Clearly, $\int_1^\infty \frac{\sin 2x}{x}dx$ is convergence, how to attack $e^{\sin x}$? $e^{\sin x}\cos x\cdot \frac{2\sin x}{x}$, oh.

Answer 1

Hint. Let $M>1$. One may first integrate by parts, \begin{align} \int_1^M \frac{e^{\sin x}\sin 2x}{x}\,dx&=2\int_1^M \frac{\cos x \:e^{\sin x}\cdot\sin x}{x}\,dx \\\\&=2\left[\frac{e^{\sin x}\cdot\sin x}{x}\right]_1^M-2\int_1^M \frac{e^{\sin x}\cdot\cos x}{x}\,dx+2\int_1^M \frac{e^{\sin x}\cdot\sin x}{x^2}\,dx \end{align} As $M \to \infty$, it is not hard to see that the integrated part and the latter integral converge.

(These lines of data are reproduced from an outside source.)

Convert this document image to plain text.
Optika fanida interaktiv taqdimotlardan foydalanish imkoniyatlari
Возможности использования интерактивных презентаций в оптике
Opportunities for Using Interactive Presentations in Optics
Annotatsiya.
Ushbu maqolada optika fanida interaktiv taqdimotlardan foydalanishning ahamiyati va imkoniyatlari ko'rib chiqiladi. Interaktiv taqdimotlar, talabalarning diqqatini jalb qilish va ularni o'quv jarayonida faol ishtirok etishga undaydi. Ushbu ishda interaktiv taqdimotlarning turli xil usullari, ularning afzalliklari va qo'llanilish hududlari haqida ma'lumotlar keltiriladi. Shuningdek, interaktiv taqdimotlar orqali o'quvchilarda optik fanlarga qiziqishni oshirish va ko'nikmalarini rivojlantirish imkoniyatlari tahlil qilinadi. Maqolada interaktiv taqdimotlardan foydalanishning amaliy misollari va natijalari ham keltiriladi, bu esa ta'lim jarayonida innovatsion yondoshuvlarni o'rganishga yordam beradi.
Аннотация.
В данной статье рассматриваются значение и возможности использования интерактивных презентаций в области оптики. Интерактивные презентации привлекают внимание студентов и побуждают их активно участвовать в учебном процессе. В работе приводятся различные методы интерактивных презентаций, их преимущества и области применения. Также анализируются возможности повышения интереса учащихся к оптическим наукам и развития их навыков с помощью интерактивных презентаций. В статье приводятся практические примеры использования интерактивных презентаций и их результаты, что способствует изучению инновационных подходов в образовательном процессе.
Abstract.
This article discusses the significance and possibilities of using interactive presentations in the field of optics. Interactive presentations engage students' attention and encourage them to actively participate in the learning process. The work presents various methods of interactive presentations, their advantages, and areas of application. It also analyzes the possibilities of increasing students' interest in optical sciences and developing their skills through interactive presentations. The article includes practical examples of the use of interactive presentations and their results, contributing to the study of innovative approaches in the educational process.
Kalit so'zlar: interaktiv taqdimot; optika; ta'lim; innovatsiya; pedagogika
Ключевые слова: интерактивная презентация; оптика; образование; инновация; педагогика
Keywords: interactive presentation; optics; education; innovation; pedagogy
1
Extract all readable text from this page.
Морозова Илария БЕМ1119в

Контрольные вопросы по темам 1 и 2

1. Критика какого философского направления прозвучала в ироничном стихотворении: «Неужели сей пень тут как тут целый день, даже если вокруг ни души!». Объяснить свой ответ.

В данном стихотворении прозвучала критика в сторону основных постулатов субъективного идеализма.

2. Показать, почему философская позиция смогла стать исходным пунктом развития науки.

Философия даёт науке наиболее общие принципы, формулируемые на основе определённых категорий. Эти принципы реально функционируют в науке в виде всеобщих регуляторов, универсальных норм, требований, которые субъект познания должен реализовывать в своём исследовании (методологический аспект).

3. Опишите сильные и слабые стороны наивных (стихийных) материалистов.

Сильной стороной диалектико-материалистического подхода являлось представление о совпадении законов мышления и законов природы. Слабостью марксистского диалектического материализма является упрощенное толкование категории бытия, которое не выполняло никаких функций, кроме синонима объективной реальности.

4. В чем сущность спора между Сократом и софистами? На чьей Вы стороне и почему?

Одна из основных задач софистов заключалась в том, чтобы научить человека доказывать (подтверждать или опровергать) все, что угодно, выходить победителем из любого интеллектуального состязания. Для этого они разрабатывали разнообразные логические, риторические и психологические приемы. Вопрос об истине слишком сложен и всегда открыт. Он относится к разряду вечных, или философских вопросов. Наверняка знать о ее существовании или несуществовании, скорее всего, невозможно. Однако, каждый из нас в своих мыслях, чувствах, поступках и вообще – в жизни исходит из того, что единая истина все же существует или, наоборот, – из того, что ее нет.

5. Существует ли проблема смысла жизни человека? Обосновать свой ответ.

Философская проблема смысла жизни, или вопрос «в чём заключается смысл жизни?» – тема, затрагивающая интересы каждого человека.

One may observe that, by integrating by parts once more, $$ \int_1^M \frac{e^{\sin x}\cdot\cos x}{x}\,dx=\left[\frac{e^{\sin x}}{x}\right]_1^M+\int_1^M \frac{e^{\sin x}}{x^2}\,dx, $$and as $M \to \infty$ the right hand side converges.

The OP integral is then convergent.